In 2008, Pennington penned his outrage at an incident involving yet
another father and son. This time, the son of retired army general and
parliamentary member Seyran Saroyan was accused of participating in
the murder of Sepuh Karapetian, 23, from Echmiadzin in March of that
year. The murder was allegedly ordered by the retired general who was
enraged that his son, Zarzand, had received a knife wound during a
fight with three young men. The wound was inflicted by Karapetian’s
friend, allegedly in self-defense, according to a Hetq interview with
an anonymous friend present at the scene. The fight reportedly broke
out when the three tried to stop Zarzand’s unwelcome advances towards
a young woman. Upon learning about the fight, the general reportedly
ordered his son to seek revenge.

According to reports cited by Pennington, Zarzand, a relative (rumored
to be the general’s father), and eight of the general’s bodyguards
participated in locating the three youth, savagely beating them,
and murdering Karapetian. “According to Karapetian’s anonymous
friend, when the 23-year-old’s body was found, it showed signs of
torture. Karapetian’s shoes and socks had been removed and his feet
beaten to a pulp; the deceased’s legs had turned white from repetitive
blows; and his hands had been pierced by a sharp implement in the
manner of a crucifixion,” wrote Pennington.

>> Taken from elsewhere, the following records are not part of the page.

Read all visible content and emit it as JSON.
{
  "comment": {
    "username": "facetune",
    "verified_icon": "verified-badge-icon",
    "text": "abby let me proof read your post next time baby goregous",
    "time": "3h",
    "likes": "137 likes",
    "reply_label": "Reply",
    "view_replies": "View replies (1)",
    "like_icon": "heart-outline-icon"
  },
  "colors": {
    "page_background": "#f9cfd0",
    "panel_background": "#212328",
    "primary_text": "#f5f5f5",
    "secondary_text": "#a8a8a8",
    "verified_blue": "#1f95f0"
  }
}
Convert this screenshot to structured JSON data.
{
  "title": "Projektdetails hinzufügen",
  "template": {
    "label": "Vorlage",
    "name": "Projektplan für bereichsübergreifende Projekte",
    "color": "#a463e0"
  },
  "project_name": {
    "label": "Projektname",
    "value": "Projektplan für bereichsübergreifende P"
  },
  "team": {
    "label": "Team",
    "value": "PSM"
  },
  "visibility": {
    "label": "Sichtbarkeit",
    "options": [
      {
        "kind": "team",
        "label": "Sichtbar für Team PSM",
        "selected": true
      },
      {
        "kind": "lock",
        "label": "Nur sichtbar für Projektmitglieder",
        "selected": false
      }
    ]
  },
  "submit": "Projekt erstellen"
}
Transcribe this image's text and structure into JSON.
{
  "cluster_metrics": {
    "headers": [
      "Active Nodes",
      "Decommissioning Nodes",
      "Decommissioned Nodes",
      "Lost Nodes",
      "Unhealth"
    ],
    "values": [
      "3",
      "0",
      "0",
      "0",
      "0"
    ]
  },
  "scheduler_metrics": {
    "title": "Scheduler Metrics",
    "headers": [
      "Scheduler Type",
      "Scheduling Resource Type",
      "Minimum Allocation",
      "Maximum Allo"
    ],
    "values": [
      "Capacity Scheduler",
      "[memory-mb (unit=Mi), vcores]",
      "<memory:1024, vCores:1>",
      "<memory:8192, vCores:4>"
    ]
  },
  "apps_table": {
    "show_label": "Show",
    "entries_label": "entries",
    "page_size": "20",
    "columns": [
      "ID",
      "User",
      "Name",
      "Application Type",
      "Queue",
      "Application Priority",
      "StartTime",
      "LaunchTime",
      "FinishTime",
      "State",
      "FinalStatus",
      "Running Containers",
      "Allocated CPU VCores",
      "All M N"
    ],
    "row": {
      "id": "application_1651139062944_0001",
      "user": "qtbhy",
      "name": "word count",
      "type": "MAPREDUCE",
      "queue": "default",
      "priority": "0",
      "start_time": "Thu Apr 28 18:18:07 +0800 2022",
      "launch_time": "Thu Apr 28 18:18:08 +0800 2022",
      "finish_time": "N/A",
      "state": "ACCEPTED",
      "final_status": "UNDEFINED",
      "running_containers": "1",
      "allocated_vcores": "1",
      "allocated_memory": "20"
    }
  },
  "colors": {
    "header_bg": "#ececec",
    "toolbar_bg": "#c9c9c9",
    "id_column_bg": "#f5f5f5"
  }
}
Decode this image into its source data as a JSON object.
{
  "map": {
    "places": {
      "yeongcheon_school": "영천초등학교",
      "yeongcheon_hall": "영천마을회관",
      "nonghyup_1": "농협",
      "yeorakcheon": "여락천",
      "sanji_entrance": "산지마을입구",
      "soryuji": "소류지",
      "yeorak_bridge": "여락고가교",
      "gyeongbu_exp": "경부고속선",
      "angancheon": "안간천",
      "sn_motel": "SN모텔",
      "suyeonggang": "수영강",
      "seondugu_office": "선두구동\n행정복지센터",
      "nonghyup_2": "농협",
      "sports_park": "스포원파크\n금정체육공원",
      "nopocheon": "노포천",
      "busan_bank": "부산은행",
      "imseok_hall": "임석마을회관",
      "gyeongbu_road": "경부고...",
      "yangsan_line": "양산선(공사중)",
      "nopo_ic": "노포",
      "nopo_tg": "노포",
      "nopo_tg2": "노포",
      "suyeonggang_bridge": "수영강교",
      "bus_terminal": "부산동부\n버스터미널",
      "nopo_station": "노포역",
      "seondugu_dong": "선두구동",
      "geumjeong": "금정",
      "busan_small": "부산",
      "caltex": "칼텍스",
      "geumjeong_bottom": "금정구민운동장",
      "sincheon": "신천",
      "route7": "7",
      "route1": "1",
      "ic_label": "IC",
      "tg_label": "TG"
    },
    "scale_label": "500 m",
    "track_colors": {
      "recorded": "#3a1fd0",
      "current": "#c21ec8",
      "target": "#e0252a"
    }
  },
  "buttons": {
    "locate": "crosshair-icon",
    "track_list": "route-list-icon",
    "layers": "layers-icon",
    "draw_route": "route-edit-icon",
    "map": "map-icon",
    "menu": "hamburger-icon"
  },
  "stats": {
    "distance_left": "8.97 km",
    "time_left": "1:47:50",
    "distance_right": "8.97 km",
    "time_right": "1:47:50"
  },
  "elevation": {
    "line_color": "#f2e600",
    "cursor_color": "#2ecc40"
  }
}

In the end, a distant relative of the general, Arayik Saroyan,
was charged with premeditated murder, but third-party sources were
unable to verify whether the relative had been present at the time
of the murder. Pennington noted that according to a Hetq report,
Zarzand was also involved in a hit-and-run that left a 10-year-old
boy dead and another crippled in 2007.

“This and other similar incidents in recent years reinforce the
impression of many ordinary Armenians that there is a class of
well-connected individuals and oligarchs here who, along with their
families and security details, can rob, kill, and maim with impunity,”
wrote Pennington. “We customarily hear reports several times per year
of influential generals or oligarchs, or their families or retainers,
being involved in violent altercations with average citizens unlucky
or imprudent enough to get in their way.

Such incidents are routinely swept under the carpet… It is precisely
incidents such as these that deepen Armenians’ feelings of helpless
rage that there is a class of wealthy and thuggish regime supporters
who are effectively free to maim and kill ordinary citizens with
impunity.”

Unfortunately, some of the very same individuals whose actions shocked
the authors of these cables are still terrorizing the streets of
Armenia. Khachatryan made headlines yet again in recent weeks after he
allegedly threatened the wellbeing of an environmental activist. An
even-handed judiciary must emerge that acts not as the pawn of the
rich and powerful, but as an institution that guards the rights of
all Armenian citizens. Crimes must be punished, regardless of the
depth of the criminals’ pockets or their familial relations.